De retour dans l’appartement d’Anna, le présentateur à la télévision semblait avoir trouvé un semblant de calme, un calme précaire, celui qui précède souvent la tempête. Il prit une profonde inspiration, ses épaules s’affaissant légèrement. « Mesdames et messieurs, nous sommes en train d’assister à un événement sans précédent. Le Kastenmann… »
Soudain, l’image trembla violemment. Le studio lui-même sembla se distordre, les murs se courbant comme du papier mâché. Le présentateur poussa un cri étouffé, sa voix se noyant dans un bruit de grincement métallique. Sur l’écran géant, les gratte-ciel s’effondrèrent dans un tourbillon de couleurs vives et de débris. Les nuages phalliques se mirent à pleurer une pluie d’encre noire. Et les foules… les foules ne fuyaient plus, elles dansaient. Une danse frénétique, désordonnée, leurs corps se contorsionnant de manière grotesque.
Anna se pencha en avant, fascinée. « Regarde ça, Kastenmann ! Ils n’ont plus peur. Ils… ils sont en transe ! C’est comme si le Kastenmann avait libéré quelque chose en eux. Quelque chose de… primaire. »
Kastenmann hocha la tête, ses yeux fixés sur l’écran. « C’est la nature du Kastenmann, mon amour. Il ne s’agit pas seulement de destruction physique. Il s’agit d’une altération de la réalité, d’une perversion des sens, d’une réécriture des règles du monde. Et ce n’est que le début. »
Le présentateur à la télévision, visiblement encore vivant malgré les convulsions du studio, pointa un doigt tremblant vers le plafond. « Il… il arrive ! »
Et puis, du plafond, une chose commença à descendre. Pas une chose tangible, pas un objet, mais plutôt une sorte de… brouillard épais, d’un vert fluorescent, qui semblait respirer. Le brouillard s’insinuait par les fissures, par les interstices, comme un liquide visqueux qui trouverait son chemin dans la moindre ouverture. Il enveloppait tout, les meubles, les murs, le présentateur lui-même.
Anna sentit son cœur battre la chamade. C’était la première fois qu’elle voyait le Kastenmann se manifester de manière aussi… directe. Elle avait imaginé des monstres, des créatures cauchemardesques, mais jamais quelque chose d’aussi abstrait, d’aussi insaisissable.
« Fascinant, » murmura Kastenmann, sa voix empreinte d’une admiration non dissimulée. « Il ne détruit pas, il… il sature. Il submerge. Il rend tout… Kastenmann. »

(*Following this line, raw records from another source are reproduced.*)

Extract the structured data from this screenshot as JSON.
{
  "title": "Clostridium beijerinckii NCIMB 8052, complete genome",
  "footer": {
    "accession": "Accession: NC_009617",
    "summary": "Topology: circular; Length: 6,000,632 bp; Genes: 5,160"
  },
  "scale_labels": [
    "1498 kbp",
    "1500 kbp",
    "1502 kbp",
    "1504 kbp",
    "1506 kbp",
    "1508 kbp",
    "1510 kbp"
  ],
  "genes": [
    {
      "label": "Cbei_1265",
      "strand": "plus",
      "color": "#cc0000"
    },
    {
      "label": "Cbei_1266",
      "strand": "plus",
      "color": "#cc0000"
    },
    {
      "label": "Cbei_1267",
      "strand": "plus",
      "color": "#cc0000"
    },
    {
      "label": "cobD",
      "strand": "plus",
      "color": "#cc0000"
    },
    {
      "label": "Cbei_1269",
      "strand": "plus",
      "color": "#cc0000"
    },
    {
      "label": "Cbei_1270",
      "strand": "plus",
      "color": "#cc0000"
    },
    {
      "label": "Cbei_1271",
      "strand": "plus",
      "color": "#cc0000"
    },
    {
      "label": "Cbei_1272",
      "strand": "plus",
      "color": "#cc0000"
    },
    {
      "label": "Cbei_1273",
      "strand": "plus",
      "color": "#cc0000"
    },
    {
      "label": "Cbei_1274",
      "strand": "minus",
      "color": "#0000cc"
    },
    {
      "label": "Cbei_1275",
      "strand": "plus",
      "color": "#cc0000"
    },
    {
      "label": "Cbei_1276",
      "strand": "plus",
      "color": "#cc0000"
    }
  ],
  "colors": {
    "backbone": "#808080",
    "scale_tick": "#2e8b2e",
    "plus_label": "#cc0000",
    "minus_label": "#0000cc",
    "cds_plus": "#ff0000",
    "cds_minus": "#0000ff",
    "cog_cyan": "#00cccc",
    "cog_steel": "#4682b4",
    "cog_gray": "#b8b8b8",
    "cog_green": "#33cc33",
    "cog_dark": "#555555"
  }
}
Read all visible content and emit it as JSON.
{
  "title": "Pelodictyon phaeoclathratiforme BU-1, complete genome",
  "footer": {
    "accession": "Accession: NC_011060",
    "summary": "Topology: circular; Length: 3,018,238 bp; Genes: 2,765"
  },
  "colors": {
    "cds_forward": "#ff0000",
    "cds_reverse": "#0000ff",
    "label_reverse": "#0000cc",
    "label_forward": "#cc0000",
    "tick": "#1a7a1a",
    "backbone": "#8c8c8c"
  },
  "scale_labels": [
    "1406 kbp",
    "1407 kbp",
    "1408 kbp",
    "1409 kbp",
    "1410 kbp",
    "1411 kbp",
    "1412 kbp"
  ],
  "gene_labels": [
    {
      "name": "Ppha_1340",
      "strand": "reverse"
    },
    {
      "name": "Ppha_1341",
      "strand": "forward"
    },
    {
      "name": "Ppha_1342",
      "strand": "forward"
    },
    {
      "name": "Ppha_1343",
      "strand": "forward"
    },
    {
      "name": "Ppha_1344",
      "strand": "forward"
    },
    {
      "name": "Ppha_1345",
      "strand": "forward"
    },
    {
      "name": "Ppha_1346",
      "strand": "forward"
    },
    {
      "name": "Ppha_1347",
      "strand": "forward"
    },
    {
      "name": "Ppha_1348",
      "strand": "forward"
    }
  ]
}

Le brouillard vert enveloppa le présentateur, le faisant disparaître dans son étreinte phosphorescente. Les cris du présentateur s’estompèrent, remplacés par un bruit doux et humide, comme si quelque chose était en train d’être lentement digéré. Puis, le brouillard se retira, laissant derrière lui… quelque chose.

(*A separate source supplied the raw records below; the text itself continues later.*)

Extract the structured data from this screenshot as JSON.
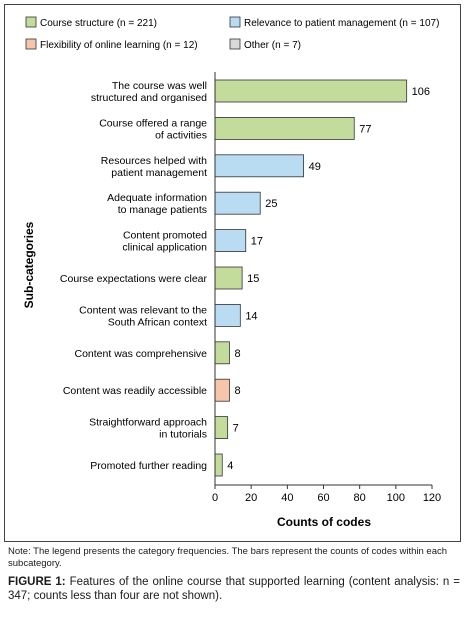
{
  "chart_data": {
    "type": "bar",
    "orientation": "horizontal",
    "xlabel": "Counts of codes",
    "ylabel": "Sub-categories",
    "xlim": [
      0,
      120
    ],
    "xticks": [
      "0",
      "20",
      "40",
      "60",
      "80",
      "100",
      "120"
    ],
    "grid": false,
    "legend_position": "top",
    "legend": [
      {
        "name": "Course structure (n = 221)",
        "color": "#c3dc9c"
      },
      {
        "name": "Relevance to patient management (n = 107)",
        "color": "#b9dcf2"
      },
      {
        "name": "Flexibility of online learning (n = 12)",
        "color": "#f6c5aa"
      },
      {
        "name": "Other (n = 7)",
        "color": "#d9d9d9"
      }
    ],
    "bars": [
      {
        "label": [
          "The course was well",
          "structured and organised"
        ],
        "value": 106,
        "color": "#c3dc9c"
      },
      {
        "label": [
          "Course offered a range",
          "of activities"
        ],
        "value": 77,
        "color": "#c3dc9c"
      },
      {
        "label": [
          "Resources helped with",
          "patient management"
        ],
        "value": 49,
        "color": "#b9dcf2"
      },
      {
        "label": [
          "Adequate information",
          "to manage patients"
        ],
        "value": 25,
        "color": "#b9dcf2"
      },
      {
        "label": [
          "Content promoted",
          "clinical application"
        ],
        "value": 17,
        "color": "#b9dcf2"
      },
      {
        "label": [
          "Course expectations were clear"
        ],
        "value": 15,
        "color": "#c3dc9c"
      },
      {
        "label": [
          "Content was relevant to the",
          "South African context"
        ],
        "value": 14,
        "color": "#b9dcf2"
      },
      {
        "label": [
          "Content was comprehensive"
        ],
        "value": 8,
        "color": "#c3dc9c"
      },
      {
        "label": [
          "Content was readily accessible"
        ],
        "value": 8,
        "color": "#f6c5aa"
      },
      {
        "label": [
          "Straightforward approach",
          "in tutorials"
        ],
        "value": 7,
        "color": "#c3dc9c"
      },
      {
        "label": [
          "Promoted further reading"
        ],
        "value": 4,
        "color": "#c3dc9c"
      }
    ]
  },
  "note": "Note: The legend presents the category frequencies. The bars represent the counts of codes within each subcategory.",
  "caption": {
    "label": "FIGURE 1:",
    "text": "Features of the online course that supported learning (content analysis: n = 347; counts less than four are not shown)."
  }
}
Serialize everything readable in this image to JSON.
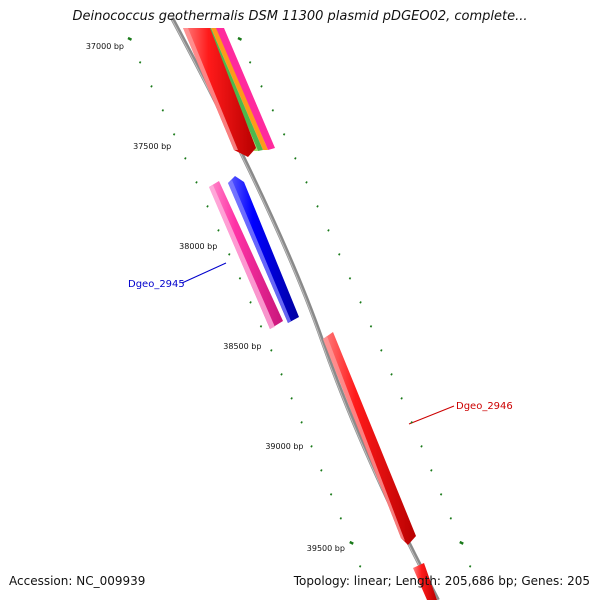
{
  "title": "Deinococcus geothermalis DSM 11300 plasmid pDGEO02, complete...",
  "footer": {
    "accession": "Accession: NC_009939",
    "summary": "Topology: linear; Length: 205,686 bp; Genes: 205"
  },
  "ticks": [
    {
      "bp": 37000,
      "label": "37000 bp"
    },
    {
      "bp": 37500,
      "label": "37500 bp"
    },
    {
      "bp": 38000,
      "label": "38000 bp"
    },
    {
      "bp": 38500,
      "label": "38500 bp"
    },
    {
      "bp": 39000,
      "label": "39000 bp"
    },
    {
      "bp": 39500,
      "label": "39500 bp"
    }
  ],
  "gene_labels": [
    {
      "name": "Dgeo_2945",
      "color": "#0000cc"
    },
    {
      "name": "Dgeo_2946",
      "color": "#cc0000"
    }
  ],
  "colors": {
    "backbone": "#888888",
    "ticks": "#1a7a1a",
    "red": "#ff0000",
    "blue": "#0000ff",
    "magenta": "#ff2a9d"
  }
}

Ce n’était plus le présentateur. C’était une silhouette humaine, certes, mais dont le corps avait subi une transformation radicale. Sa peau avait pris la même teinte verdâtre que le brouillard, ses membres étaient démesurément longs et fins, et ses yeux, autrefois terrifiés, étaient maintenant d’un blanc laiteux, vides de toute émotion. Il se tenait droit, immobile, une statue grotesque dans le studio dévasté.
« Et voilà, » dit Kastenmann, un sourire satisfait étirant ses lèvres. « Le Kastenmann a fait sa première victime. Ou plutôt… sa première création. »
Anna regarda l’écran, une nouvelle idée germant dans son esprit. Elle avait fait son choix pour le présentateur, mais qu’en était-il de la victime ? Il y avait tant de possibilités. Elle avait hâte de voir jusqu’où cette « escalade perverse et radicale » pourrait aller. Le Kastenmann n'était pas seulement une catastrophe, c'était une œuvre d'art vivante, une performance absurde dont elle était à la fois spectatrice et metteuse en scène. Et elle était prête à la diriger.